A sustainable operating model that relies on fundraising (as most all nonprofits must, otherwise they should ask why they are not a for-profit), must be able to budget on certain fundraising goals. Not a fundraising budget that is whatever size fills the gap between expenses and revenue, but a budget that is based on reliable projections.

5 Comments

  1. Dave Stoker says:

    “The growth capital that VolunteerMatch is looking for is not sustainable funding. It is a onetime investment that will be used in part to build a sustainable stream of fees and donations.”

    This is the model I’m working with at Ashoka’s Citizen Base Initiative (www.citizenbase.org) currently done through an idea competition model.

    I completely agree that a ‘sustainable’ nonprofit does not mean they must have social enterprises or earned income streams attached to their organization but they do need a base of support that is stable and predictable in feeding resources to the nonprofit (can be money, volunteer hours, in-kind, stable partnerships).

  2. Jeremy Gregg says:

    Thanks for taking the time to respond. This is helpful, although I still struggle with understanding how I might adopt these same principles at my organization, Central Dallas Ministries.

    Our 2008 operating budget is just over $9 million. Much of that is secure through federal grants and such, but a significant portion — over 50% — comes from charitable donations. We have thankfully increased charitable giving by 20-30% each year for the past few years, but this is hardly a “model” for sustainability.

    We definitely put the *faith* in the “faith-based organization” title.

    One good example is our health clinic: it’s annual budget is over $2M. About half of that comes in the form of in-kind support from our major partners at the Baylor Health Care System. We also charge about $200K or so per year in fees to clients.

    That leaves a sizable chunk — $800K, or 40% — to be entirely funded by charitable gifts. This inevitably causes an enormous drain on the general/unrestricted fund.
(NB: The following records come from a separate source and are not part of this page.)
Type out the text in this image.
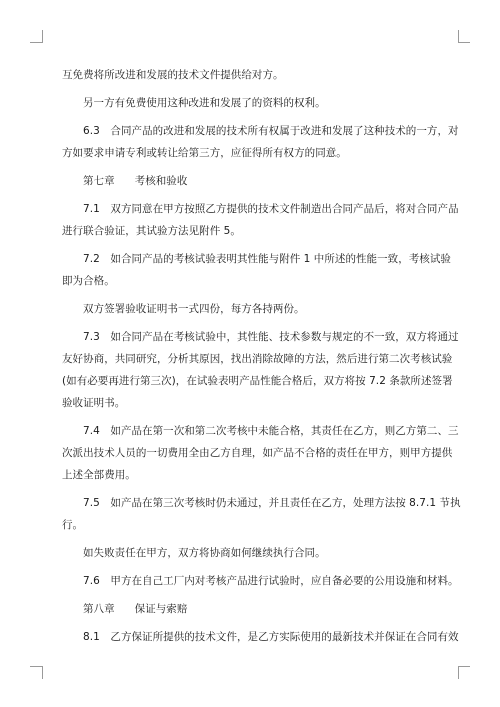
互免费将所改进和发展的技术文件提供给对方。
另一方有免费使用这种改进和发展了的资料的权利。
6.3　合同产品的改进和发展的技术所有权属于改进和发展了这种技术的一方，对
方如要求申请专利或转让给第三方，应征得所有权方的同意。
第七章 考核和验收
7.1　双方同意在甲方按照乙方提供的技术文件制造出合同产品后，将对合同产品
进行联合验证，其试验方法见附件 5。
7.2　如合同产品的考核试验表明其性能与附件 1 中所述的性能一致，考核试验
即为合格。
双方签署验收证明书一式四份，每方各持两份。
7.3　如合同产品在考核试验中，其性能、技术参数与规定的不一致，双方将通过
友好协商，共同研究，分析其原因，找出消除故障的方法，然后进行第二次考核试验
(如有必要再进行第三次)，在试验表明产品性能合格后，双方将按 7.2 条款所述签署
验收证明书。
7.4　如产品在第一次和第二次考核中未能合格，其责任在乙方，则乙方第二、三
次派出技术人员的一切费用全由乙方自理，如产品不合格的责任在甲方，则甲方提供
上述全部费用。
7.5　如产品在第三次考核时仍未通过，并且责任在乙方，处理方法按 8.7.1 节执
行。
如失败责任在甲方，双方将协商如何继续执行合同。
7.6　甲方在自己工厂内对考核产品进行试验时，应自备必要的公用设施和材料。
第八章 保证与索赔
8.1　乙方保证所提供的技术文件，是乙方实际使用的最新技术并保证在合同有效
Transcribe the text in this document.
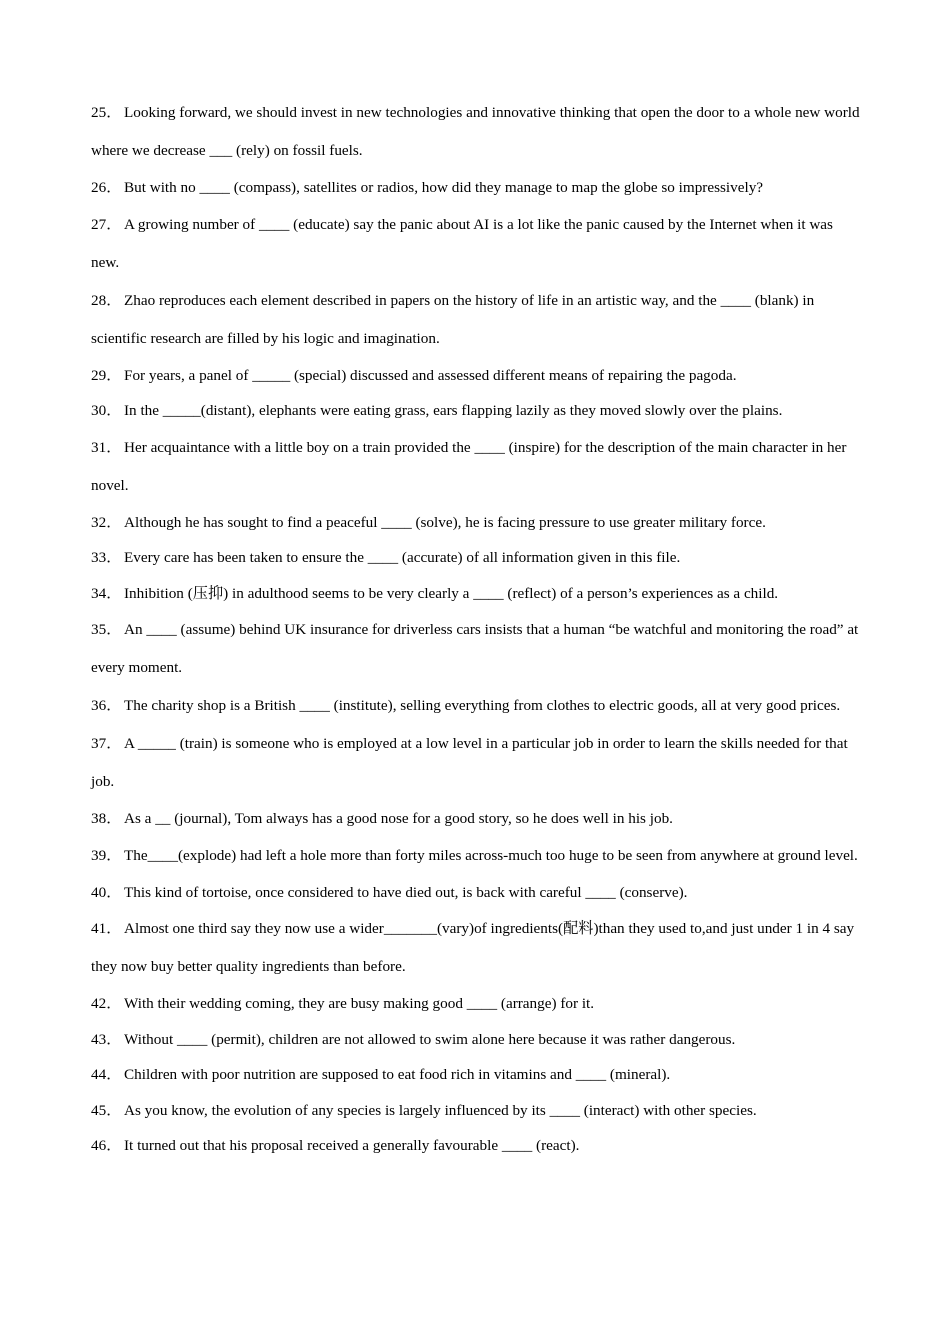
25． Looking forward, we should invest in new technologies and innovative thinking that open the door to a whole new world where we decrease ___ (rely) on fossil fuels.

26． But with no ____ (compass), satellites or radios, how did they manage to map the globe so impressively?

27． A growing number of ____ (educate) say the panic about AI is a lot like the panic caused by the Internet when it was new.

28． Zhao reproduces each element described in papers on the history of life in an artistic way, and the ____ (blank) in scientific research are filled by his logic and imagination.

29． For years, a panel of _____ (special) discussed and assessed different means of repairing the pagoda.

30． In the _____(distant), elephants were eating grass, ears flapping lazily as they moved slowly over the plains.

31． Her acquaintance with a little boy on a train provided the ____ (inspire) for the description of the main character in her novel.

32． Although he has sought to find a peaceful ____ (solve), he is facing pressure to use greater military force.

33． Every care has been taken to ensure the ____ (accurate) of all information given in this file.

34． Inhibition (压抑) in adulthood seems to be very clearly a ____ (reflect) of a person’s experiences as a child.

35． An ____ (assume) behind UK insurance for driverless cars insists that a human “be watchful and monitoring the road” at every moment.

36． The charity shop is a British ____ (institute), selling everything from clothes to electric goods, all at very good prices.

37． A _____ (train) is someone who is employed at a low level in a particular job in order to learn the skills needed for that job.

38． As a __ (journal), Tom always has a good nose for a good story, so he does well in his job.

39． The____(explode) had left a hole more than forty miles across-much too huge to be seen from anywhere at ground level.

40． This kind of tortoise, once considered to have died out, is back with careful ____ (conserve).

41． Almost one third say they now use a wider_______(vary)of ingredients(配料)than they used to,and just under 1 in 4 say they now buy better quality ingredients than before.

42． With their wedding coming, they are busy making good ____ (arrange) for it.

43． Without ____ (permit), children are not allowed to swim alone here because it was rather dangerous.

44． Children with poor nutrition are supposed to eat food rich in vitamins and ____ (mineral).

45． As you know, the evolution of any species is largely influenced by its ____ (interact) with other species.

46． It turned out that his proposal received a generally favourable ____ (react).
    I would love to find a way to craft an argument for large amounts of “growth capital” for this clinic, which will soon double its capacity by expanding to a new facility. Without a massive infusion of cash, I am not sure how we can navigate this transition…

    Ideas?

  3. Jeremy, your question is a good one. I’ll note that Citizen Base, which Dave mentions above, lists faith organizations as ones with a natural “citizen base” of sustainable support. You should check out the website.

    Rather than respond to you directly, I’ve asked the people at Nonprofit Finance Fund to respond to you. Not sure if they’ll have time.

  4. Dave Stoker says:

    Here are two examples we’ve collected that have dealt with clinics:

    http://www.citizenbase.org/en/node/2876

    http://www.citizenbase.org/en/node/2879

    I do not know the details of the Central Dallas Ministries but perhaps you have a large natural citizen base starting with your church membership that you have not yet fully tapped. I think of volunteer hours, connections to in-kind donations, a built-in marketing team.

  5. Jeremy Gregg says:

    We raise about $1-1.5M of our $9M annual operations budget from individuals, and around $200K directly from churches. We are seeking ways to aggressively expand that, but we are not sure if the invest of time and resources will yield the significant capital that we need to fully realize our capacity.

    I’ve thought about contacting Good Capital about this, given their interest in healthcare, but am not sure how to build the proposal. The clinic is based on a charitable model, and the fees collected from patients barely represent 20% of the overall costs (not including the doctors and nurses, who are provided by partners).